La voz de quien otrora fuera el gran animador mediático de la Mesa de Enlace y principal responsable del esmerilado K, suena ahora apagada, con una carga de frustración y por qué no, resignación. Desde su exilio en JB Molina -solo interrumpido por su participación institucional en el club Central Córdoba- Eduardo Buzzi, de él se trata, carga contra la actual conducción de la Federación Agraria.

“Soy el único ex presidente que queda vivo, porque Volando y Bonetto ya no están, y ni me invitaron al último congreso, ni al acto (en homenaje) de Netri. Soy mala palabra, estoy proscripto, excomulgado de la Federación Agraria”, se lamenta en un audio dirigido a quienes aún lo tienen en consideración.

 

Su furia se concentra en la actual conducción federada.

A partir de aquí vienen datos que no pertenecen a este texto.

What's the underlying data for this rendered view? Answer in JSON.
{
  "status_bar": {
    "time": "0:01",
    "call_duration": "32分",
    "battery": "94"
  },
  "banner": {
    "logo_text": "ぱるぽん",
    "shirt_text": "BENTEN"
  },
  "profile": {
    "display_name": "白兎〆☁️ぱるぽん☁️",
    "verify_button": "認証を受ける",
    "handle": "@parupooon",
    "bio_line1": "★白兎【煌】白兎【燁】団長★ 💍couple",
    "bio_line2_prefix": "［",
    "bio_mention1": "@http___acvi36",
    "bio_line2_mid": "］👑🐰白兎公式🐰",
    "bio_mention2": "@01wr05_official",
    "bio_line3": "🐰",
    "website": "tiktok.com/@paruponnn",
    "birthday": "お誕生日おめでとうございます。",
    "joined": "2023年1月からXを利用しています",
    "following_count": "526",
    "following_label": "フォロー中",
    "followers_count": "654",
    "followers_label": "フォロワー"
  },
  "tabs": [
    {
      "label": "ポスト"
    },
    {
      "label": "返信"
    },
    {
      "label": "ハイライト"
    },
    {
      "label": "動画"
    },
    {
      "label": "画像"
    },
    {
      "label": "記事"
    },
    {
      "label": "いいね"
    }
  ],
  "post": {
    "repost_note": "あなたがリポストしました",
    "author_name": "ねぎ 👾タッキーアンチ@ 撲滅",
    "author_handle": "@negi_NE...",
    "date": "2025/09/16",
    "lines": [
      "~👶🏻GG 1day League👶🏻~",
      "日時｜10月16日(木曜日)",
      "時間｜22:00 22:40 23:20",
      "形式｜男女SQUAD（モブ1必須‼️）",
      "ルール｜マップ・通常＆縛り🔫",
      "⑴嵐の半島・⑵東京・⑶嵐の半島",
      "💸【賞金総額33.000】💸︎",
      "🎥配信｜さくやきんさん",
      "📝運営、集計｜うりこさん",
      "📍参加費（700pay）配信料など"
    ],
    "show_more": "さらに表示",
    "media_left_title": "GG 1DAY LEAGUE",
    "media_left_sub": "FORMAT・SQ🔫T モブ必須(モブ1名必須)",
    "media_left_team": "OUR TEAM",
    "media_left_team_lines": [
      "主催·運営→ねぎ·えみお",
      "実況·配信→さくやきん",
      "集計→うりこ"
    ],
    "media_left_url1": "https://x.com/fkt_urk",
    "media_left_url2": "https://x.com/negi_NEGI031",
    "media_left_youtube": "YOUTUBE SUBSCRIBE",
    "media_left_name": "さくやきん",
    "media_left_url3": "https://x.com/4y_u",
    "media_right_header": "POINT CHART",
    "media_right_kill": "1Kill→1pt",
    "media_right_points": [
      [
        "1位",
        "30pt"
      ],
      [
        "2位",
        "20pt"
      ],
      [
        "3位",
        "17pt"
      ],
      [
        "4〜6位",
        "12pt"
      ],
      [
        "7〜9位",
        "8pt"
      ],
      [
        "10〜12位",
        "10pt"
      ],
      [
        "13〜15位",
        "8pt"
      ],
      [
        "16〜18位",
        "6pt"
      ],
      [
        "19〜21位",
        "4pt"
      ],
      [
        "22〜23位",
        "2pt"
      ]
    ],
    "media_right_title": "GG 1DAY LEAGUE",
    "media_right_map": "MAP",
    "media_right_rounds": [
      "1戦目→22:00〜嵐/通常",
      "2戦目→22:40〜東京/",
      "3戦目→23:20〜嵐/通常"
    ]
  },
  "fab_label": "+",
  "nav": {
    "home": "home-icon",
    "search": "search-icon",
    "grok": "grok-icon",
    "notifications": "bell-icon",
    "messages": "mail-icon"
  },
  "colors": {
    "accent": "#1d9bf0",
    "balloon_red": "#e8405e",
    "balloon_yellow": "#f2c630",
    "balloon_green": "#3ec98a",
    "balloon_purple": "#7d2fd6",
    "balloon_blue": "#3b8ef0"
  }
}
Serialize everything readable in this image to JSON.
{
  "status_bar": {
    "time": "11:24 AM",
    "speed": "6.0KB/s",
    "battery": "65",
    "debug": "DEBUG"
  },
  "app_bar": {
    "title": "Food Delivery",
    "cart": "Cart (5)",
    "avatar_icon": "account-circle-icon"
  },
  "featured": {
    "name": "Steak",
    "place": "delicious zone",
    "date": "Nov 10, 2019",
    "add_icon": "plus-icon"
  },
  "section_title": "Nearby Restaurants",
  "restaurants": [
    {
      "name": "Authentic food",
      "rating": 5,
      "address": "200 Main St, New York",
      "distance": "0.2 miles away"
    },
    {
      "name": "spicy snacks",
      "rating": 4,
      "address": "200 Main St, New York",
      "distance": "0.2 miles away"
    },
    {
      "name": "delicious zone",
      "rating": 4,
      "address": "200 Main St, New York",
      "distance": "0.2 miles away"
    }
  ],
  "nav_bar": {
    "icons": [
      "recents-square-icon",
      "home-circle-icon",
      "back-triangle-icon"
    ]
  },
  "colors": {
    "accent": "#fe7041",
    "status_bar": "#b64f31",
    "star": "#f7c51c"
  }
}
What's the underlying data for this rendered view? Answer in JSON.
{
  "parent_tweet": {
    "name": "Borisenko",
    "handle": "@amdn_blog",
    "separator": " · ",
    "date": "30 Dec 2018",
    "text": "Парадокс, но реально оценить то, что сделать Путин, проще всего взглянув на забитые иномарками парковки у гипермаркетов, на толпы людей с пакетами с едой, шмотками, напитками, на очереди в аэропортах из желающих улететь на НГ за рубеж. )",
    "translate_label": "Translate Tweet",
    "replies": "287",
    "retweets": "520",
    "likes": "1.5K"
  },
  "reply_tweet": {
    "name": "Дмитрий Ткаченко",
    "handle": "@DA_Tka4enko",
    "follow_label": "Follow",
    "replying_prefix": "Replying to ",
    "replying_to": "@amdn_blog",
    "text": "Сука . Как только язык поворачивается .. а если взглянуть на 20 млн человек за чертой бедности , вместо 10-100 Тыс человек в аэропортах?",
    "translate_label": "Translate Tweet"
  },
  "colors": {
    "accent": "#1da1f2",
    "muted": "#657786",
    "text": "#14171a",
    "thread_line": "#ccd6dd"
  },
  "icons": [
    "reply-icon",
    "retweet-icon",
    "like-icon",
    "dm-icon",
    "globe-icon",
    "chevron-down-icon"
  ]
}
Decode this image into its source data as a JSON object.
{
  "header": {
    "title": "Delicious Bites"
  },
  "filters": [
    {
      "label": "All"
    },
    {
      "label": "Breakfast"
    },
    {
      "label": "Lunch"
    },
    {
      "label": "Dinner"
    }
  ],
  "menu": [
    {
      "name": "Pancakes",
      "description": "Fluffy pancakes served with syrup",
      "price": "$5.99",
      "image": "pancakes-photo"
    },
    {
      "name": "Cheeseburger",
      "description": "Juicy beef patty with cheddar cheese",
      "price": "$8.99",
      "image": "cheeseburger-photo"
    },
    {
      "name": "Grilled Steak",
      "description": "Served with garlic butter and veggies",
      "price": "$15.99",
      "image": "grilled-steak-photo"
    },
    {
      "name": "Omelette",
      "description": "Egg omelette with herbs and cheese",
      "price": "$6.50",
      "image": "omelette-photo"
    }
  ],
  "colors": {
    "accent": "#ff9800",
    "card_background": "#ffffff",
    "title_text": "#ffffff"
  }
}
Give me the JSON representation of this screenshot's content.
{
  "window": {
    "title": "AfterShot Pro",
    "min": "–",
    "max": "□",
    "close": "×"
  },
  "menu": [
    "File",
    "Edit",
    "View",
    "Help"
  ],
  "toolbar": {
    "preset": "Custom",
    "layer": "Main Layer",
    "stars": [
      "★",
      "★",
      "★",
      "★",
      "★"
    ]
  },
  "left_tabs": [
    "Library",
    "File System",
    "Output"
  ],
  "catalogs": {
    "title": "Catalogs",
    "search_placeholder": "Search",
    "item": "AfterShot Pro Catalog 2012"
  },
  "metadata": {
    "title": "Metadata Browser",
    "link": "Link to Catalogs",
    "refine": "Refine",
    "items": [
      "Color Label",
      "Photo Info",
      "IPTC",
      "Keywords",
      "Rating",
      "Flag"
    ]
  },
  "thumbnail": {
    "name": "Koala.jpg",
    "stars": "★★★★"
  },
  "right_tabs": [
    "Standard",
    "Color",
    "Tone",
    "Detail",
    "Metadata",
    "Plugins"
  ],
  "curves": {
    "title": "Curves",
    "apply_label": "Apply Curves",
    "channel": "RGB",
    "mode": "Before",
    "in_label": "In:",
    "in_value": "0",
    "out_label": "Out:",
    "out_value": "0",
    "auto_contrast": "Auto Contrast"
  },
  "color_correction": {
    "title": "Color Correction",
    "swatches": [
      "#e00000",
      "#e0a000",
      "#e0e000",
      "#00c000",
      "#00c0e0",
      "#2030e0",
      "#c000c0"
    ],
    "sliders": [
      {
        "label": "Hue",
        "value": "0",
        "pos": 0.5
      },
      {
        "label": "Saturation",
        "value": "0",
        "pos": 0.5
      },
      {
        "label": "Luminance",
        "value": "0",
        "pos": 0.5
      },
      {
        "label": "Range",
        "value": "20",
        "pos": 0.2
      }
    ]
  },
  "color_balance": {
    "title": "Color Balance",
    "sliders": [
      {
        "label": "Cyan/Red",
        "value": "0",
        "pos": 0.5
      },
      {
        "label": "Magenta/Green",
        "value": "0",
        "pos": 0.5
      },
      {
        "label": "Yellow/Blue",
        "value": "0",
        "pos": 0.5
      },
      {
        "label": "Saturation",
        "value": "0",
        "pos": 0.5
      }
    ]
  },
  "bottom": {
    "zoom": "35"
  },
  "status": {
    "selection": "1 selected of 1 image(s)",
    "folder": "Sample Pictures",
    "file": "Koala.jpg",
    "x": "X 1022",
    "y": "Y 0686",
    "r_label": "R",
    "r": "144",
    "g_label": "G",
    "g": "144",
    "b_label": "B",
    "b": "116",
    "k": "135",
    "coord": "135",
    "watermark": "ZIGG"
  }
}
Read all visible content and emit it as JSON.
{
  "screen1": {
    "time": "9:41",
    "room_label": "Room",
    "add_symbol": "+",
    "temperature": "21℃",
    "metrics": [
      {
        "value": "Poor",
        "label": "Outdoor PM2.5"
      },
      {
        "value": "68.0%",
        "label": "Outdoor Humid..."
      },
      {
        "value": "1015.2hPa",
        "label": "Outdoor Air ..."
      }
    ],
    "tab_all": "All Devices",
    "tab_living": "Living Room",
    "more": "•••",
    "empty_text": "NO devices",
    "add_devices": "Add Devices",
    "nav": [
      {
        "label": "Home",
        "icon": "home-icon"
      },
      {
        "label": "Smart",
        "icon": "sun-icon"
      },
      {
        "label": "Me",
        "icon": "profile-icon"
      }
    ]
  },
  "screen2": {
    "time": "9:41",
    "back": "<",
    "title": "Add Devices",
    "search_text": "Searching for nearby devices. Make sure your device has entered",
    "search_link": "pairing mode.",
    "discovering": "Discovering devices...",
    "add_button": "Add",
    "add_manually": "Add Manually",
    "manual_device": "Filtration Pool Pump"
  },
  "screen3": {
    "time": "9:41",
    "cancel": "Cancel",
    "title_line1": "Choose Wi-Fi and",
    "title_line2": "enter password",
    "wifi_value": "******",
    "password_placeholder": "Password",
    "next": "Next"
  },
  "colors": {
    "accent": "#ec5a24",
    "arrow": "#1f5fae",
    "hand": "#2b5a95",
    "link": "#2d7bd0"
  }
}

Les achaca “querer ser la oposición por izquierda al gobierno de Macri” y de haber “politizado por izquierda a la entidad”. Al contrario, él, que define su rol como “pasivo”, manifiesta bregar por un modelo desarrollista, no liberal, de agricultura con agricultores, en los sets de televisión que todavía lo invitan.

 

“Pero son los que vos dejaste” se autopregunta el ex dirigente, para tildar a continuación a sus sucesores de traidores. “Si tuviera un detector de traidores, me haría millonario”, les dice a sus interlocutores no presentes.

Abandonado por sus ex compañeros en los cortes de ruta, hoy el único motivo de alegría que tiene el ex Gran Federado es que llueva en el campo, “aunque no en exceso” aclara. Se autodefine como desarrollista y enemigo del “liberalismo”y rescata dos personajes del gremialismo rural: el actual ministro de la Producción de Santa Fe, Luis Contigiani, y el ministro de Agroindustria de la Nación, Ricardo Buryaile. Para Buzzi son los emergentes de la lucha gremial contra la 125, hoy con responsabilidades públicos.

La mención al confederado Buryaile no es casual. En su último intento de acercamiento a la política grande, jugó la carta del jefe de la cámara de Diputados, Emilio Monzó, y la del ministro de Agroindustria. No por nada, la de Buzzi fue una de las pocas voces que se manifestó a favor de prorrogar la baja de las retenciones a la soja, incluso en contra de la opinión de muchos productores primarios.

Hoy el ex hombre fuerte de la Federación Agraria resiste el ostracismo en su pago chico de JB Molina. Pero la política agraria siempre da una nueva oportunidad y el último tren puede volver a pasar. Tal vez, en un futuro no muy lejano, pegado contra la ventanilla se vea el rostro del hombre que tanto aportó a la caída del kirchnerismo.